The prisoner went with lamb-like meekness, his fair head drooping, his arms lax and submissive in the grip of two brawny men-at-arms. Brothers and guests and servants fell away to leave him passage, and a horrified silence closed after his passing.

Brother Cadfael was left gazing as numbly as the rest. It was hard indeed to recognize the belligerent youngster who had galloped into the great court so short a time before, or the audacious lover who had penetrated into the enemy’s territory to plot something desperate with a girl too frightened to reach for what her heart desired. Cadfael could not believe in such sudden translations. On impulse he made off towards the gate in haste, to keep the sorry little procession in sight. Behind him as he went he heard Simon Aguilon’s voice asking: “Shall I take his gray back to our stable, sir? We cannot abandon the poor beast, he’s done no wrong.” It was not quite clear from the tone whether he believed the poor beast’s master had done any, but Cadfael doubted it. He could not be the only one who had reservations about that theft.

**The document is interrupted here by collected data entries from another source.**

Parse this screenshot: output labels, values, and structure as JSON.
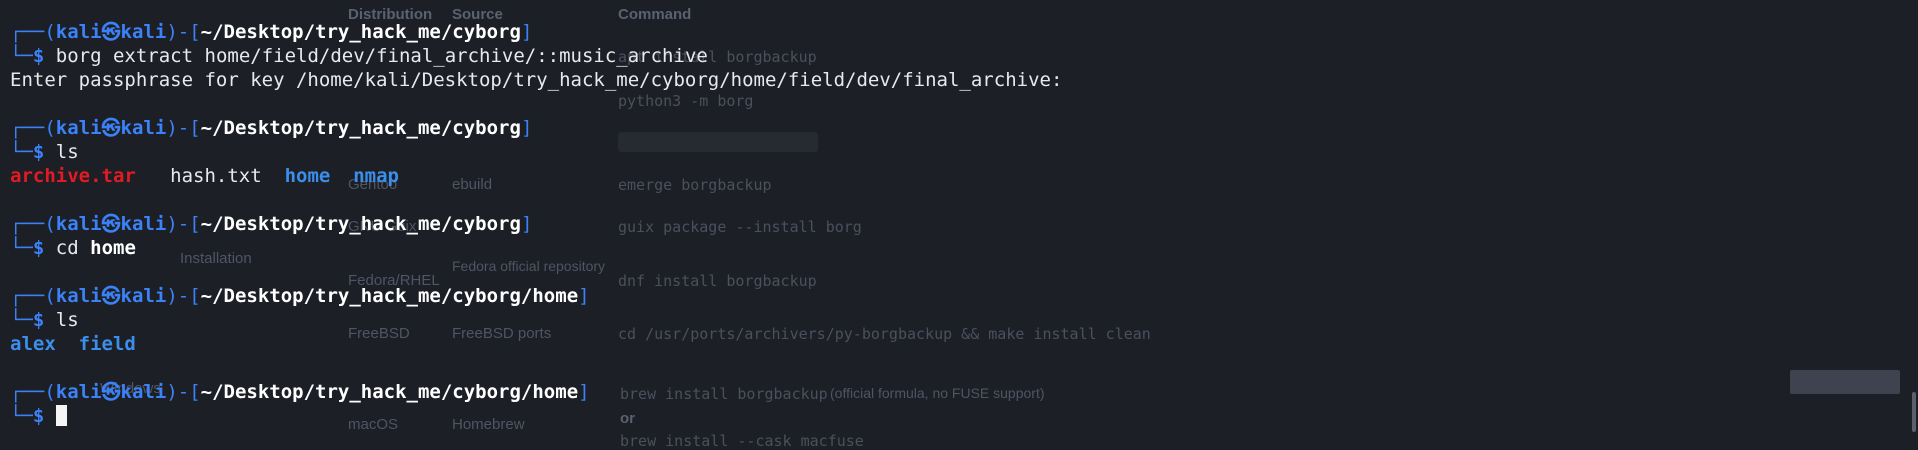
{
  "background_page": {
    "table_header": [
      "Distribution",
      "Source",
      "Command"
    ],
    "rows": [
      {
        "dist": "",
        "source": "",
        "cmd": "apt install borgbackup"
      },
      {
        "dist": "",
        "source": "",
        "cmd": "python3 -m borg"
      },
      {
        "dist": "Gentoo",
        "source": "ebuild",
        "cmd": "emerge borgbackup"
      },
      {
        "dist": "GNU Guix",
        "source": "",
        "cmd": "guix package --install borg"
      },
      {
        "dist": "Fedora/RHEL",
        "source": "Fedora official repository",
        "cmd": "dnf install borgbackup"
      },
      {
        "dist": "FreeBSD",
        "source": "FreeBSD ports",
        "cmd": "cd /usr/ports/archivers/py-borgbackup && make install clean"
      },
      {
        "dist": "macOS",
        "source": "Homebrew",
        "cmd": "brew install borgbackup"
      }
    ],
    "note_official": "(official formula, no FUSE support)",
    "or_label": "or",
    "cask_cmd": "brew install --cask macfuse",
    "sidebar_items": [
      "Installation",
      "Windows"
    ],
    "sidebar_active": "Installation"
  },
  "terminal": {
    "user": "kali",
    "host": "kali",
    "at_symbol": "㉿",
    "prompt_symbol": "$",
    "blocks": [
      {
        "path": "~/Desktop/try_hack_me/cyborg",
        "command": "borg extract home/field/dev/final_archive/::music_archive",
        "output_text": "Enter passphrase for key /home/kali/Desktop/try_hack_me/cyborg/home/field/dev/final_archive:"
      },
      {
        "path": "~/Desktop/try_hack_me/cyborg",
        "command": "ls",
        "ls_items": [
          "archive.tar",
          "hash.txt",
          "home",
          "nmap"
        ]
      },
      {
        "path": "~/Desktop/try_hack_me/cyborg",
        "command_verb": "cd",
        "command_arg": "home"
      },
      {
        "path": "~/Desktop/try_hack_me/cyborg/home",
        "command": "ls",
        "ls_items": [
          "alex",
          "field"
        ]
      },
      {
        "path": "~/Desktop/try_hack_me/cyborg/home",
        "command": ""
      }
    ]
  },
  "colors": {
    "background": "#1c1f26",
    "prompt_frame": "#3b82f6",
    "archive_color": "#e01b24",
    "dir_color": "#3b8eea"
  }
}
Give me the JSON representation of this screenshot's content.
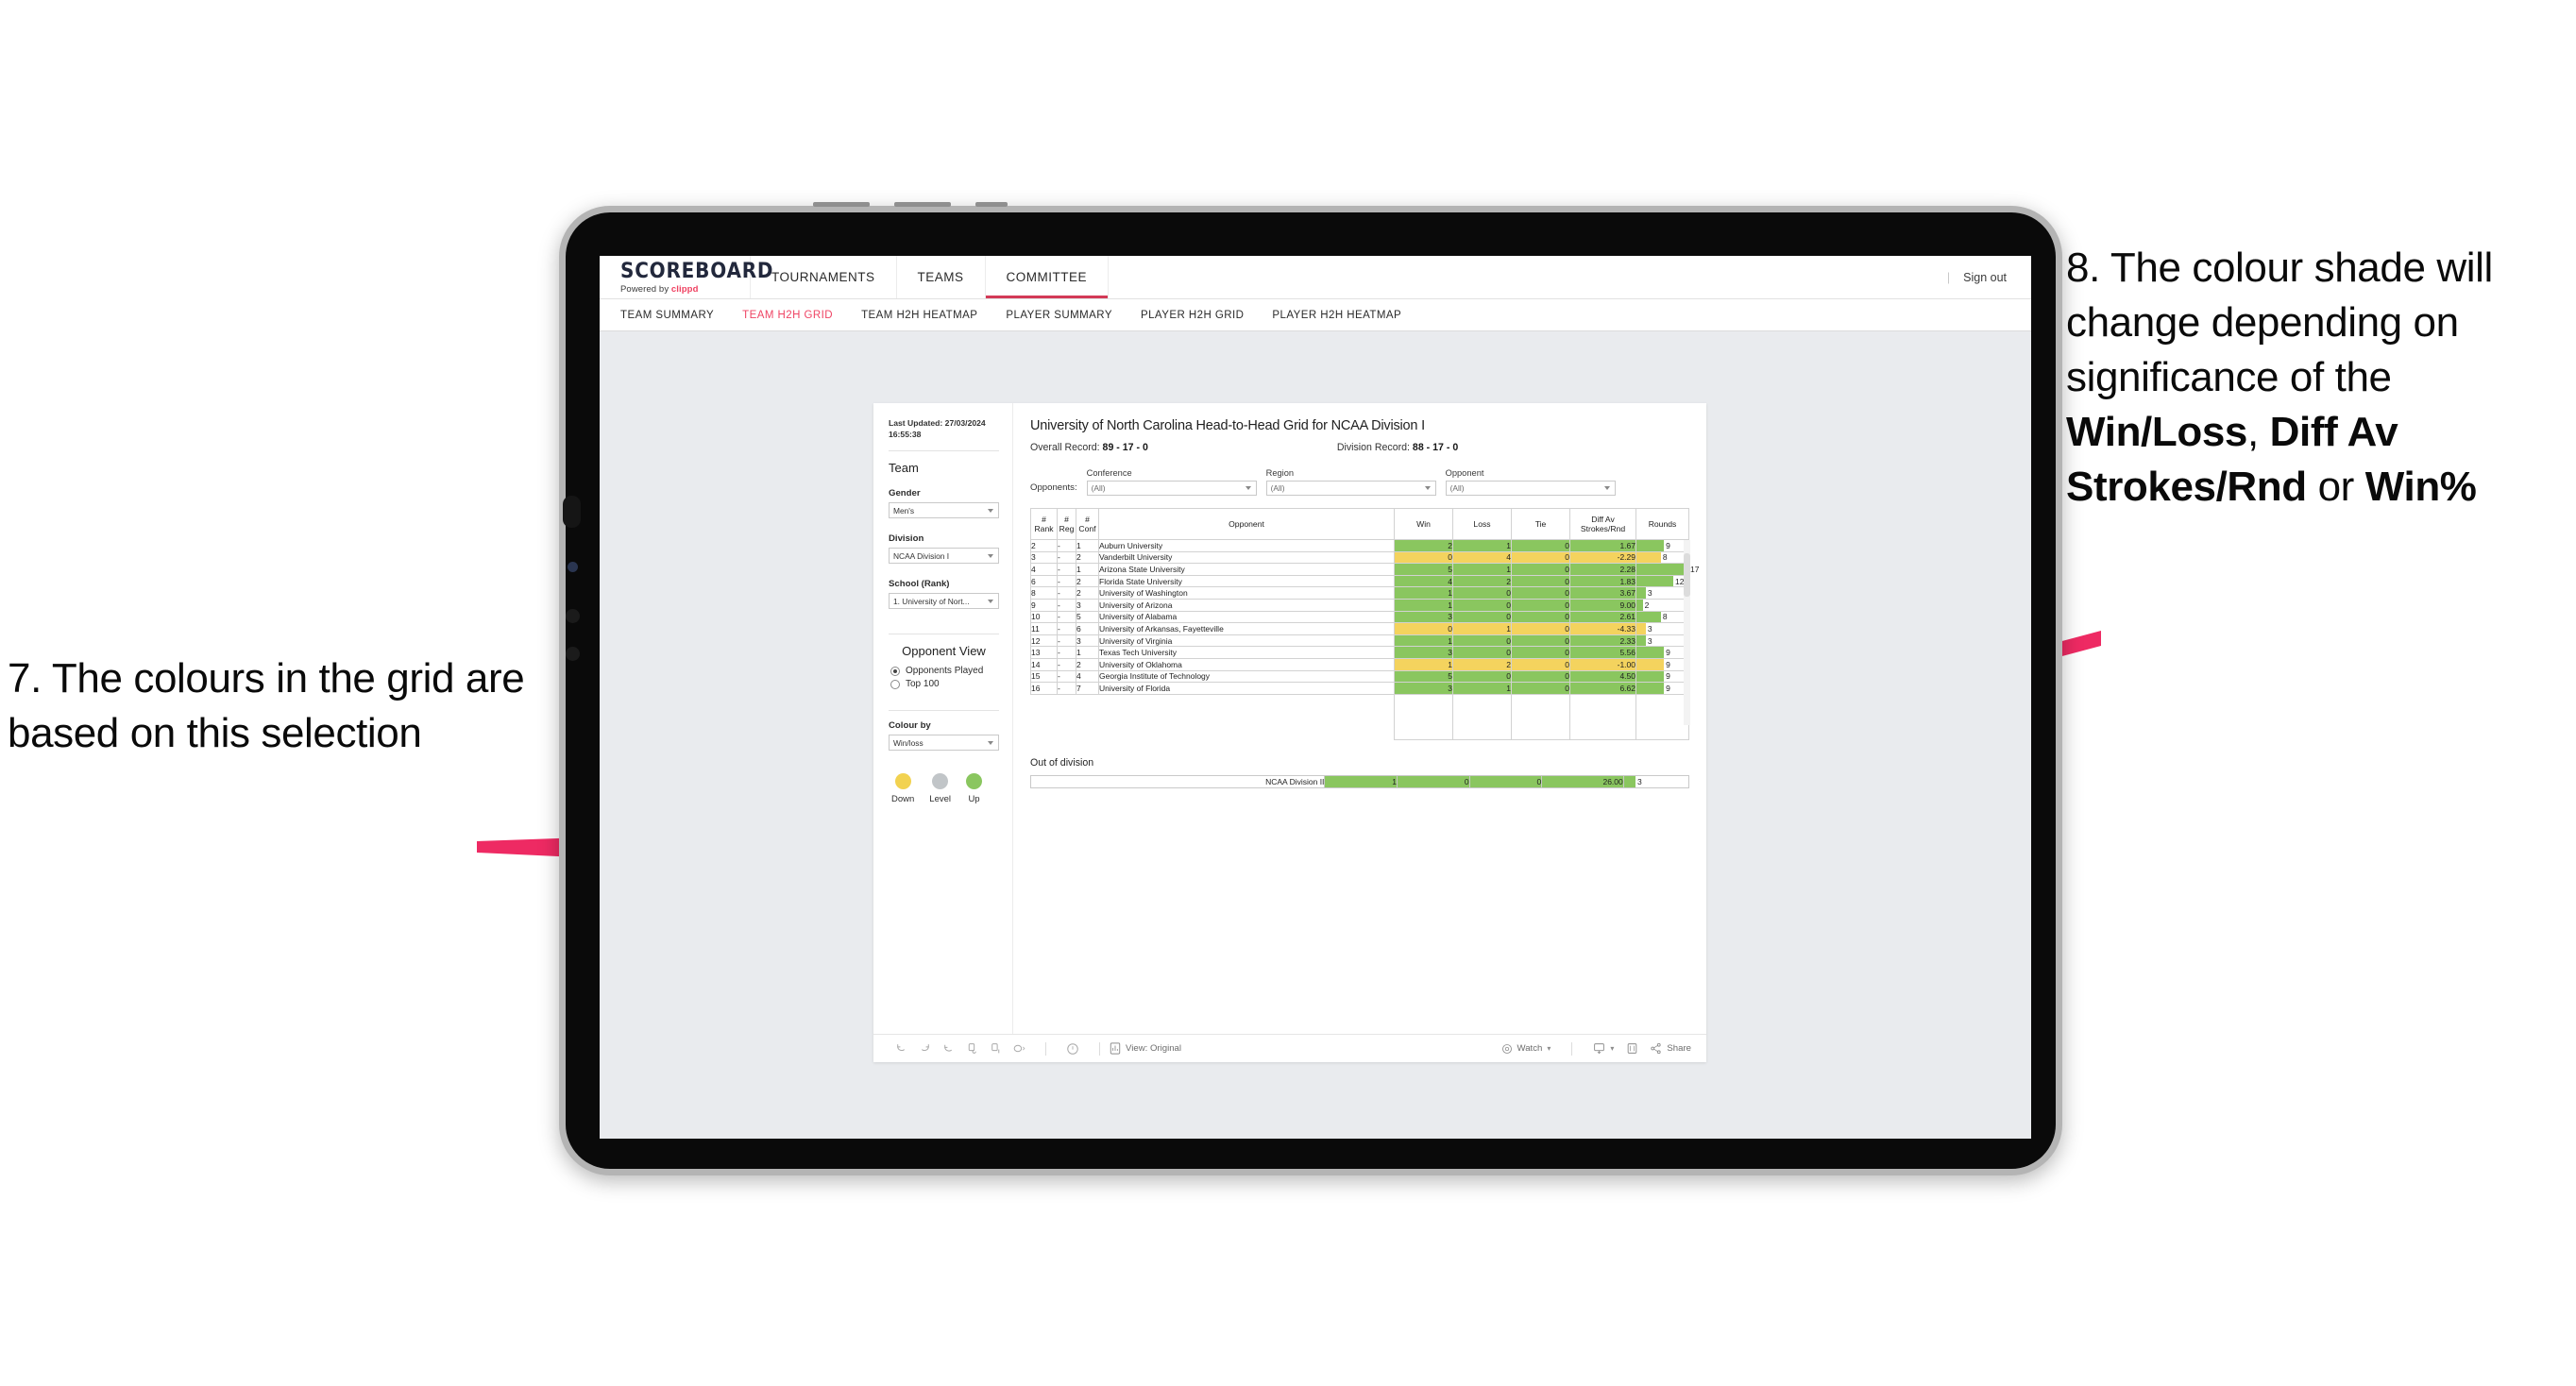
{
  "annotations": {
    "left": "7. The colours in the grid are based on this selection",
    "right_pre": "8. The colour shade will change depending on significance of the ",
    "right_b1": "Win/Loss",
    "right_mid1": ", ",
    "right_b2": "Diff Av Strokes/Rnd",
    "right_mid2": " or ",
    "right_b3": "Win%",
    "arrow_color": "#ee2a63"
  },
  "app": {
    "logo": {
      "main": "SCOREBOARD",
      "powered_prefix": "Powered by ",
      "brand": "clippd"
    },
    "topnav": [
      {
        "label": "TOURNAMENTS",
        "active": false
      },
      {
        "label": "TEAMS",
        "active": false
      },
      {
        "label": "COMMITTEE",
        "active": true
      }
    ],
    "signout": "Sign out",
    "subnav": [
      {
        "label": "TEAM SUMMARY",
        "active": false
      },
      {
        "label": "TEAM H2H GRID",
        "active": true
      },
      {
        "label": "TEAM H2H HEATMAP",
        "active": false
      },
      {
        "label": "PLAYER SUMMARY",
        "active": false
      },
      {
        "label": "PLAYER H2H GRID",
        "active": false
      },
      {
        "label": "PLAYER H2H HEATMAP",
        "active": false
      }
    ]
  },
  "filters": {
    "last_updated_line1": "Last Updated: 27/03/2024",
    "last_updated_line2": "16:55:38",
    "team_heading": "Team",
    "gender_label": "Gender",
    "gender_value": "Men's",
    "division_label": "Division",
    "division_value": "NCAA Division I",
    "school_label": "School (Rank)",
    "school_value": "1. University of Nort...",
    "opponent_view_heading": "Opponent View",
    "opponent_view_options": [
      {
        "label": "Opponents Played",
        "selected": true
      },
      {
        "label": "Top 100",
        "selected": false
      }
    ],
    "colour_by_label": "Colour by",
    "colour_by_value": "Win/loss",
    "legend": [
      {
        "label": "Down",
        "color": "#f2d250"
      },
      {
        "label": "Level",
        "color": "#c1c5c8"
      },
      {
        "label": "Up",
        "color": "#8ac65f"
      }
    ]
  },
  "viz": {
    "title": "University of North Carolina Head-to-Head Grid for NCAA Division I",
    "overall_record_label": "Overall Record: ",
    "overall_record_value": "89 - 17 - 0",
    "division_record_label": "Division Record: ",
    "division_record_value": "88 - 17 - 0",
    "opponents_label": "Opponents:",
    "opponent_filters": [
      {
        "label": "Conference",
        "value": "(All)"
      },
      {
        "label": "Region",
        "value": "(All)"
      },
      {
        "label": "Opponent",
        "value": "(All)"
      }
    ],
    "out_of_division_title": "Out of division"
  },
  "chart_data": {
    "type": "table",
    "title": "University of North Carolina Head-to-Head Grid for NCAA Division I",
    "columns": [
      "# Rank",
      "# Reg",
      "# Conf",
      "Opponent",
      "Win",
      "Loss",
      "Tie",
      "Diff Av Strokes/Rnd",
      "Rounds"
    ],
    "column_headers_multiline": [
      {
        "line1": "#",
        "line2": "Rank"
      },
      {
        "line1": "#",
        "line2": "Reg"
      },
      {
        "line1": "#",
        "line2": "Conf"
      },
      {
        "line1": "Opponent",
        "line2": ""
      },
      {
        "line1": "Win",
        "line2": ""
      },
      {
        "line1": "Loss",
        "line2": ""
      },
      {
        "line1": "Tie",
        "line2": ""
      },
      {
        "line1": "Diff Av",
        "line2": "Strokes/Rnd"
      },
      {
        "line1": "Rounds",
        "line2": ""
      }
    ],
    "colour_by": "Win/loss",
    "colours": {
      "up": "#8ac65f",
      "down": "#f4d35e",
      "level": "#c1c5c8"
    },
    "rounds_max": 17,
    "rows": [
      {
        "rank": "2",
        "reg": "-",
        "conf": "1",
        "opponent": "Auburn University",
        "win": "2",
        "loss": "1",
        "tie": "0",
        "diff": "1.67",
        "rounds": "9",
        "rounds_num": 9,
        "colour": "up"
      },
      {
        "rank": "3",
        "reg": "-",
        "conf": "2",
        "opponent": "Vanderbilt University",
        "win": "0",
        "loss": "4",
        "tie": "0",
        "diff": "-2.29",
        "rounds": "8",
        "rounds_num": 8,
        "colour": "down"
      },
      {
        "rank": "4",
        "reg": "-",
        "conf": "1",
        "opponent": "Arizona State University",
        "win": "5",
        "loss": "1",
        "tie": "0",
        "diff": "2.28",
        "rounds": "17",
        "rounds_num": 17,
        "colour": "up"
      },
      {
        "rank": "6",
        "reg": "-",
        "conf": "2",
        "opponent": "Florida State University",
        "win": "4",
        "loss": "2",
        "tie": "0",
        "diff": "1.83",
        "rounds": "12",
        "rounds_num": 12,
        "colour": "up"
      },
      {
        "rank": "8",
        "reg": "-",
        "conf": "2",
        "opponent": "University of Washington",
        "win": "1",
        "loss": "0",
        "tie": "0",
        "diff": "3.67",
        "rounds": "3",
        "rounds_num": 3,
        "colour": "up"
      },
      {
        "rank": "9",
        "reg": "-",
        "conf": "3",
        "opponent": "University of Arizona",
        "win": "1",
        "loss": "0",
        "tie": "0",
        "diff": "9.00",
        "rounds": "2",
        "rounds_num": 2,
        "colour": "up"
      },
      {
        "rank": "10",
        "reg": "-",
        "conf": "5",
        "opponent": "University of Alabama",
        "win": "3",
        "loss": "0",
        "tie": "0",
        "diff": "2.61",
        "rounds": "8",
        "rounds_num": 8,
        "colour": "up"
      },
      {
        "rank": "11",
        "reg": "-",
        "conf": "6",
        "opponent": "University of Arkansas, Fayetteville",
        "win": "0",
        "loss": "1",
        "tie": "0",
        "diff": "-4.33",
        "rounds": "3",
        "rounds_num": 3,
        "colour": "down"
      },
      {
        "rank": "12",
        "reg": "-",
        "conf": "3",
        "opponent": "University of Virginia",
        "win": "1",
        "loss": "0",
        "tie": "0",
        "diff": "2.33",
        "rounds": "3",
        "rounds_num": 3,
        "colour": "up"
      },
      {
        "rank": "13",
        "reg": "-",
        "conf": "1",
        "opponent": "Texas Tech University",
        "win": "3",
        "loss": "0",
        "tie": "0",
        "diff": "5.56",
        "rounds": "9",
        "rounds_num": 9,
        "colour": "up"
      },
      {
        "rank": "14",
        "reg": "-",
        "conf": "2",
        "opponent": "University of Oklahoma",
        "win": "1",
        "loss": "2",
        "tie": "0",
        "diff": "-1.00",
        "rounds": "9",
        "rounds_num": 9,
        "colour": "down"
      },
      {
        "rank": "15",
        "reg": "-",
        "conf": "4",
        "opponent": "Georgia Institute of Technology",
        "win": "5",
        "loss": "0",
        "tie": "0",
        "diff": "4.50",
        "rounds": "9",
        "rounds_num": 9,
        "colour": "up"
      },
      {
        "rank": "16",
        "reg": "-",
        "conf": "7",
        "opponent": "University of Florida",
        "win": "3",
        "loss": "1",
        "tie": "0",
        "diff": "6.62",
        "rounds": "9",
        "rounds_num": 9,
        "colour": "up"
      }
    ],
    "out_of_division_rows": [
      {
        "name": "NCAA Division II",
        "win": "1",
        "loss": "0",
        "tie": "0",
        "diff": "26.00",
        "rounds": "3",
        "rounds_num": 3,
        "colour": "up"
      }
    ]
  },
  "toolbar": {
    "view_label": "View: Original",
    "watch_label": "Watch",
    "share_label": "Share",
    "icons": [
      "undo-icon",
      "redo-icon",
      "revert-icon",
      "refresh-data-icon",
      "pause-icon",
      "alerts-icon",
      "help-icon",
      "view-icon",
      "watch-icon",
      "download-icon",
      "fullscreen-icon",
      "share-icon"
    ]
  }
}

Joscelin and his guards were reaching the approaches of the bridge when Cadfael emerged into the Foregate and hastened after them. The hill of Shrewsbury, with its towers and houses cresting the long line of the wall, gleamed fitfully in a moist and feeble sunshine beyond the full flow of the Severn, and far to the right the tall bulk of the castle showed, the prison to which prisoner and escort were now bound. Since the height of the summer there had been heavy rains, and the flood coming down from Wales had swelled the flow here into a rapid high water that swallowed the lower reaches of the islands. The nearest section of the bridge, the drawbridge that could cut off approach to the town at need, was down and bearing plenteous traffic, for the last of the harvest was coming in, fruit and roots for fodder, and the provident were looking to their stores for the winter. Three horsemen rode ahead of the prisoner and his escort, three more brought up the rear, but Joscelin and those who held him went on foot, not briskly, for no prisoner in his right mind is in any haste to have a cell door slammed on him, but not slowly, either, for he was sharply prodded when he hung back. Carts and townspeople afoot drew to the side out of their way, and stood to stare, some so interested that they forgot themselves and closed in again at once, staring after, and barred the way for the following horsemen.

There had frequently been high feeling between the town and the king’s sheriff of the shire, and Prestcote’s sergeant was wary of using whip or threat on burgesses whose retaliatory sting had sometimes proved sharp. Thus it happened that when the prisoner had passed through the narrowing gate of the drawbridge tower, and the starers turned to gape and blocked the way, the following horsemen contented themselves with calling civilly for passage, and an increasing gap opened between them and their charge. Cadfael, slipping nimbly past the horses to join the curious in the gateway, had a partial view of what followed.